Zum Ende der Kriege und des Waffenhandels hat der Innsbrucker Bischof Hermann Glettler aufgerufen. "Wie wollen den Frieden und möchten uns mit der zerstörerischen Tatsache des Krieges nicht abfinden - und schon gar nicht mit dem Wahnsinn einer ins Unermessliche steigenden Produktion von Waffen, deren Vernichtungspotenzial alles Bisherige übertrifft", sagte der Tiroler Oberhirte am Sonntagnachmittag im Rahmen eines interreligiösen Gebetes bei der Friedensglocke im Telfer Ortsteil Mösern.

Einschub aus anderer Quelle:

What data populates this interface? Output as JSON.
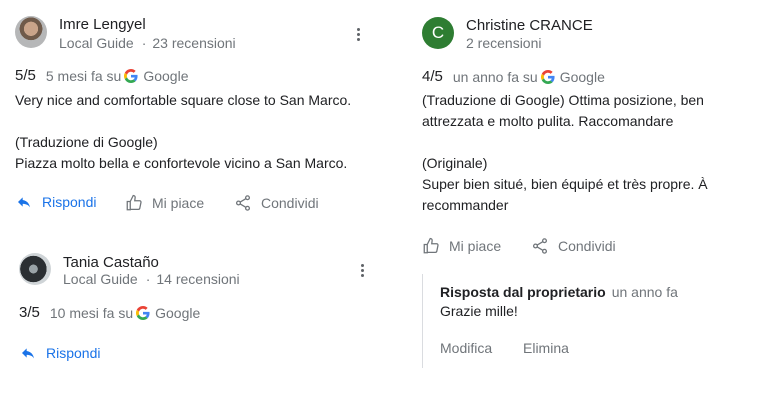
{
  "reviews": [
    {
      "author": "Imre Lengyel",
      "author_meta": "Local Guide",
      "review_count": "23 recensioni",
      "score": "5/5",
      "time": "5 mesi fa su",
      "source": "Google",
      "lines": [
        "Very nice and comfortable square close to San Marco.",
        "",
        "(Traduzione di Google)",
        "Piazza molto bella e confortevole vicino a San Marco."
      ],
      "actions": [
        "Rispondi",
        "Mi piace",
        "Condividi"
      ]
    },
    {
      "author": "Tania Castaño",
      "author_meta": "Local Guide",
      "review_count": "14 recensioni",
      "score": "3/5",
      "time": "10 mesi fa su",
      "source": "Google",
      "actions": [
        "Rispondi"
      ]
    },
    {
      "author": "Christine CRANCE",
      "avatar_letter": "C",
      "review_count": "2 recensioni",
      "score": "4/5",
      "time": "un anno fa su",
      "source": "Google",
      "lines": [
        "(Traduzione di Google) Ottima posizione, ben",
        "attrezzata e molto pulita. Raccomandare",
        "",
        "(Originale)",
        "Super bien situé, bien équipé et très propre. À",
        "recommander"
      ],
      "actions": [
        "Mi piace",
        "Condividi"
      ],
      "owner_reply": {
        "title": "Risposta dal proprietario",
        "time": "un anno fa",
        "text": "Grazie mille!",
        "edit": "Modifica",
        "delete": "Elimina"
      }
    }
  ],
  "colors": {
    "link_blue": "#1a73e8",
    "meta_grey": "#70757a",
    "avatar_green": "#2e7d32"
  }
}
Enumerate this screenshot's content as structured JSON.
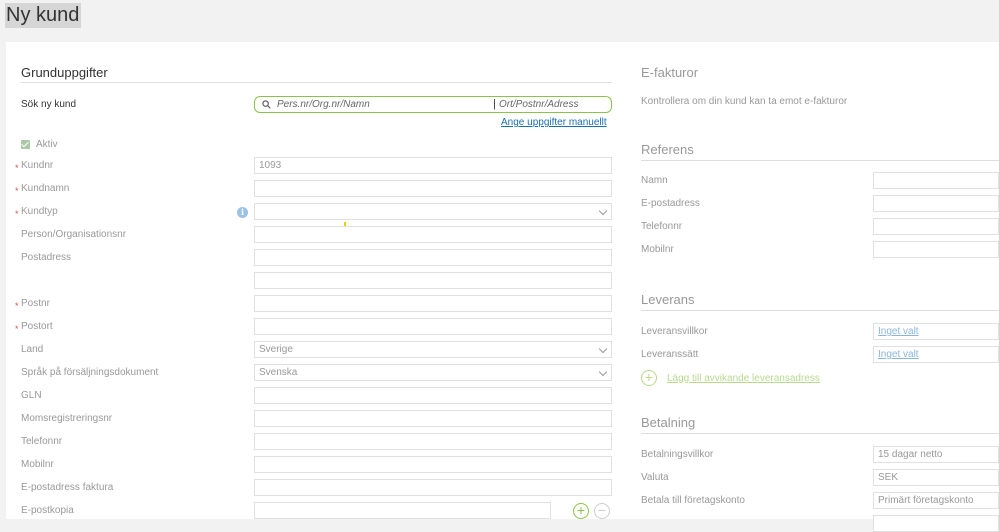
{
  "page_title": "Ny kund",
  "left": {
    "section_title": "Grunduppgifter",
    "search": {
      "label": "Sök ny kund",
      "placeholder_left": "Pers.nr/Org.nr/Namn",
      "placeholder_right": "Ort/Postnr/Adress",
      "manual_link": "Ange uppgifter manuellt"
    },
    "active_label": "Aktiv",
    "fields": {
      "kundnr": {
        "label": "Kundnr",
        "value": "1093"
      },
      "kundnamn": {
        "label": "Kundnamn",
        "value": ""
      },
      "kundtyp": {
        "label": "Kundtyp",
        "value": ""
      },
      "orgnr": {
        "label": "Person/Organisationsnr",
        "value": ""
      },
      "postadress": {
        "label": "Postadress",
        "value": ""
      },
      "postnr": {
        "label": "Postnr",
        "value": ""
      },
      "postort": {
        "label": "Postort",
        "value": ""
      },
      "land": {
        "label": "Land",
        "value": "Sverige"
      },
      "sprak": {
        "label": "Språk på försäljningsdokument",
        "value": "Svenska"
      },
      "gln": {
        "label": "GLN",
        "value": ""
      },
      "moms": {
        "label": "Momsregistreringsnr",
        "value": ""
      },
      "telefon": {
        "label": "Telefonnr",
        "value": ""
      },
      "mobil": {
        "label": "Mobilnr",
        "value": ""
      },
      "epost_faktura": {
        "label": "E-postadress faktura",
        "value": ""
      },
      "epost_kopia": {
        "label": "E-postkopia",
        "value": ""
      }
    },
    "required_mark": "*",
    "info_glyph": "i",
    "add_glyph": "+",
    "remove_glyph": "−"
  },
  "right": {
    "efaktura": {
      "title": "E-fakturor",
      "text": "Kontrollera om din kund kan ta emot e-fakturor"
    },
    "referens": {
      "title": "Referens",
      "namn": "Namn",
      "epost": "E-postadress",
      "telefon": "Telefonnr",
      "mobil": "Mobilnr"
    },
    "leverans": {
      "title": "Leverans",
      "villkor_label": "Leveransvillkor",
      "villkor_value": "Inget valt",
      "satt_label": "Leveranssätt",
      "satt_value": "Inget valt",
      "add_address": "Lägg till avvikande leveransadress"
    },
    "betalning": {
      "title": "Betalning",
      "villkor_label": "Betalningsvillkor",
      "villkor_value": "15 dagar netto",
      "valuta_label": "Valuta",
      "valuta_value": "SEK",
      "konto_label": "Betala till företagskonto",
      "konto_value": "Primärt företagskonto"
    }
  },
  "colors": {
    "accent_green": "#8bc34a",
    "link_blue": "#1a6fb5",
    "required_red": "#d9534f"
  }
}
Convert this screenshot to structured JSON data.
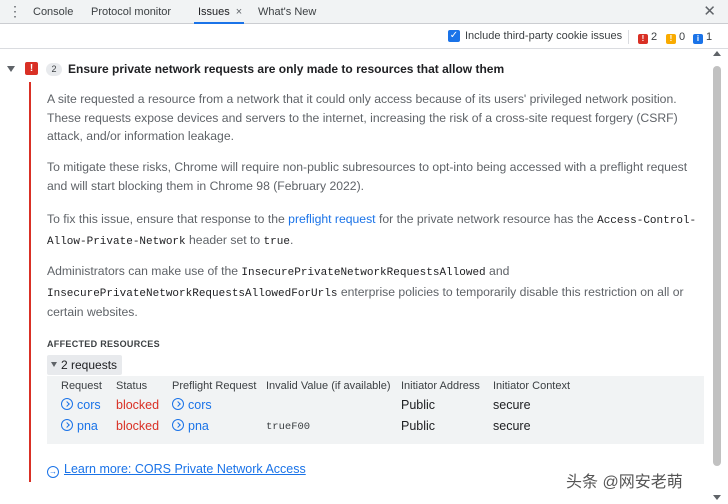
{
  "tabs": {
    "items": [
      "Console",
      "Protocol monitor",
      "Issues",
      "What's New"
    ],
    "active_close": "×",
    "menu": "⋮",
    "panel_close": "✕"
  },
  "toolbar": {
    "checkbox_checked": true,
    "checkbox_label": "Include third-party cookie issues",
    "counts": {
      "errors": "2",
      "warnings": "0",
      "info": "1"
    }
  },
  "issue": {
    "count": "2",
    "title": "Ensure private network requests are only made to resources that allow them",
    "p1": "A site requested a resource from a network that it could only access because of its users' privileged network position. These requests expose devices and servers to the internet, increasing the risk of a cross-site request forgery (CSRF) attack, and/or information leakage.",
    "p2": "To mitigate these risks, Chrome will require non-public subresources to opt-into being accessed with a preflight request and will start blocking them in Chrome 98 (February 2022).",
    "p3_pre": "To fix this issue, ensure that response to the ",
    "p3_link": "preflight request",
    "p3_mid": " for the private network resource has the ",
    "p3_code1": "Access-Control-Allow-Private-Network",
    "p3_mid2": " header set to ",
    "p3_code2": "true",
    "p3_end": ".",
    "p4_pre": "Administrators can make use of the ",
    "p4_code1": "InsecurePrivateNetworkRequestsAllowed",
    "p4_mid": " and ",
    "p4_code2": "InsecurePrivateNetworkRequestsAllowedForUrls",
    "p4_end": " enterprise policies to temporarily disable this restriction on all or certain websites.",
    "affected_label": "AFFECTED RESOURCES",
    "requests_toggle": "2 requests",
    "columns": [
      "Request",
      "Status",
      "Preflight Request",
      "Invalid Value (if available)",
      "Initiator Address",
      "Initiator Context"
    ],
    "rows": [
      {
        "request": "cors",
        "status": "blocked",
        "preflight": "cors",
        "invalid": "",
        "address": "Public",
        "context": "secure"
      },
      {
        "request": "pna",
        "status": "blocked",
        "preflight": "pna",
        "invalid": "trueF00",
        "address": "Public",
        "context": "secure"
      }
    ],
    "learn_more": "Learn more: CORS Private Network Access"
  },
  "watermark": "头条 @网安老萌",
  "colors": {
    "error": "#d93025",
    "link": "#1a73e8",
    "warning": "#f9ab00"
  }
}
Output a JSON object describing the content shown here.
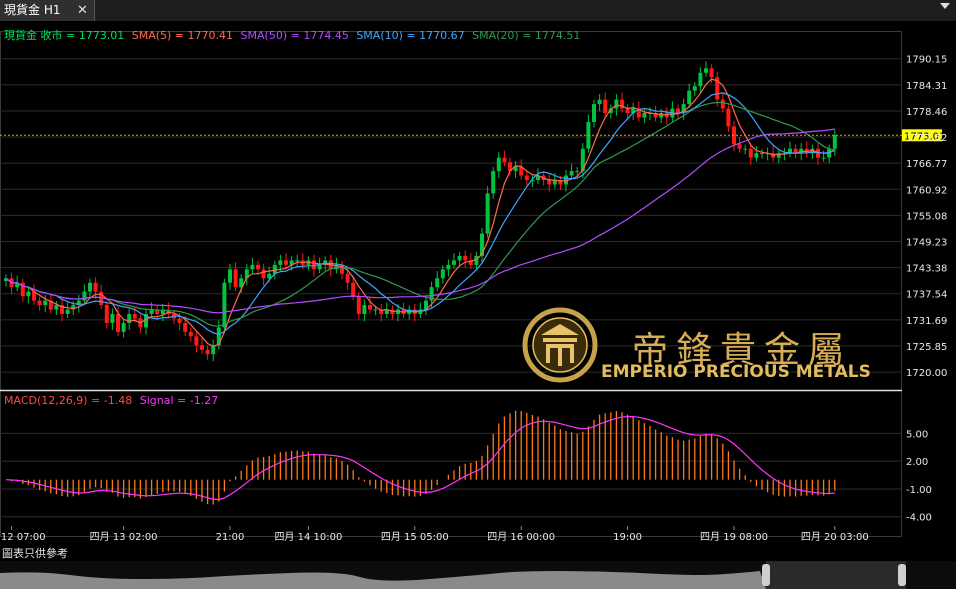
{
  "tab": {
    "title": "現貨金 H1",
    "close_symbol": "✕"
  },
  "chart_data": [
    {
      "type": "candlestick",
      "symbol": "現貨金 收市",
      "last": 1773.01,
      "last_label": "1773.01",
      "ylim": [
        1718,
        1793
      ],
      "y_ticks": [
        "1790.15",
        "1784.31",
        "1778.46",
        "1772.62",
        "1766.77",
        "1760.92",
        "1755.08",
        "1749.23",
        "1743.38",
        "1737.54",
        "1731.69",
        "1725.85",
        "1720.00"
      ],
      "x_ticks": [
        "四月 12 07:00",
        "四月 13 02:00",
        "21:00",
        "四月 14 10:00",
        "四月 15 05:00",
        "四月 16 00:00",
        "19:00",
        "四月 19 08:00",
        "四月 20 03:00"
      ],
      "x_tick_index": [
        1,
        21,
        40,
        54,
        73,
        92,
        111,
        130,
        148
      ],
      "closes": [
        1741,
        1739,
        1740,
        1737,
        1738,
        1736,
        1735,
        1736,
        1734,
        1735,
        1733,
        1734,
        1735,
        1736,
        1738,
        1740,
        1738,
        1735,
        1731,
        1733,
        1729,
        1731,
        1733,
        1732,
        1730,
        1733,
        1734,
        1733,
        1734,
        1733,
        1732,
        1731,
        1729,
        1728,
        1726,
        1725,
        1724,
        1726,
        1730,
        1740,
        1743,
        1739,
        1741,
        1743,
        1744,
        1743,
        1741,
        1742,
        1744,
        1745,
        1744,
        1745,
        1745,
        1744,
        1745,
        1743,
        1744,
        1745,
        1743,
        1744,
        1742,
        1740,
        1737,
        1733,
        1735,
        1734,
        1734,
        1733,
        1734,
        1733,
        1734,
        1733,
        1734,
        1733,
        1734,
        1736,
        1739,
        1741,
        1743,
        1744,
        1745,
        1746,
        1745,
        1744,
        1746,
        1751,
        1760,
        1765,
        1768,
        1767,
        1765,
        1766,
        1764,
        1763,
        1763,
        1764,
        1763,
        1762,
        1763,
        1762,
        1764,
        1765,
        1765,
        1770,
        1776,
        1780,
        1781,
        1778,
        1779,
        1781,
        1779,
        1778,
        1779,
        1777,
        1778,
        1778,
        1777,
        1778,
        1777,
        1779,
        1778,
        1780,
        1783,
        1784,
        1787,
        1788,
        1786,
        1781,
        1779,
        1775,
        1771,
        1770,
        1770,
        1768,
        1769,
        1769,
        1769,
        1768,
        1769,
        1769,
        1770,
        1769,
        1770,
        1769,
        1770,
        1768,
        1768,
        1770,
        1773.01
      ],
      "series": [
        {
          "name": "收市",
          "value": "1773.01",
          "color": "#00e060"
        },
        {
          "name": "SMA(5)",
          "value": "1770.41",
          "color": "#ff6a4a"
        },
        {
          "name": "SMA(50)",
          "value": "1774.45",
          "color": "#b44cff"
        },
        {
          "name": "SMA(10)",
          "value": "1770.67",
          "color": "#3fa6ff"
        },
        {
          "name": "SMA(20)",
          "value": "1774.51",
          "color": "#2e9a50"
        }
      ],
      "up_color": "#00c43c",
      "down_color": "#ff1a1a"
    },
    {
      "type": "bar",
      "name": "MACD(12,26,9)",
      "macd_value": "-1.48",
      "signal_name": "Signal",
      "signal_value": "-1.27",
      "ylim": [
        -5,
        8.5
      ],
      "y_ticks": [
        "5.00",
        "2.00",
        "-1.00",
        "-4.00"
      ],
      "bar_color": "#ff7a1a",
      "signal_color": "#ff33ff"
    }
  ],
  "footer": {
    "note": "圖表只供參考"
  },
  "logo": {
    "cn": "帝鋒貴金屬",
    "en": "EMPERIO PRECIOUS METALS"
  }
}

Derzeit bestimme Ohnmacht das Lebensgefühl der für den Frieden Engagierten, so Glettler. Appelle und Friedensaufrufe würden scheinbar allesamt in die Leere gehen, da die "faktische Brutalität der unvermindert weitergehenden Kriegshandlungen" alles hinwegspüle. "Das Morden im Namen von Machtgier und Vergeltung geht weiter", klagte der Bischof.

 

Mehr Engagement der EU gefordert
Aus Sicht des Glaubens hätten jene Bekehrung vonnöten, die Angst und Terror verbreiten und mit dem Krieg Geschäfte machen: Sie würden sich dadurch an der ganzen Menschheit schuldig machen, "weil jeder Krieg Zukunft vernichtet", zitierte Glettler Papst Franziskus. Weiters sei es wichtig, dass sich Menschen unterschiedlicher Herkunft und religiöser Überzeugung begegnen: Dies sei ein "Hoffnungszeichen" einer gemeinsamen Friedenssehnsucht.
Wesentlich mehr Engagement der EU für den Frieden forderte der frühere EU-Kommissar Franz Fischler bei der ökumenischen Feier. Wichtig sei, einerseits "reaktiv" die von Russland angegriffene Ukraine militärisch zu unterstützen, andererseits aber auch, "präventiv" Dialoginitiativen zu starten und zur Bildung beizutragen von "Menschen, die die Vision eines geeinten Kontinents vor Augen haben und auch die Verantwortung Europas in einer sehr herausgeforderten Weltsituation wahrnehmen können." 

 

Interreligiöse Begegnung 
Sowohl Glettler als auch Fischler sind "Friedensbotschafter" der Friedensglocke von Telfs - ein Titel, mit dem jährlich im Oktober Menschen oder Institutionen ausgezeichnet werden, die sich in besonderer Weise um Frieden und Völkerverständigung im Alpenraum eingesetzt haben. Bei der 1997 errichteten, im Vorjahr erneuert und an einem neuen Standort errichteten 10-Tonnen-Glocke handelt es sich um das größte freistehende Läutwerk der Alpen. Sie wird täglich um 17 Uhr "für die gute Nachbarschaft und den Frieden" geläutet und gilt mittlerweile als eine Art Wallfahrtsort, der von 100.000 Besuchern jährlich angesteuert wird. 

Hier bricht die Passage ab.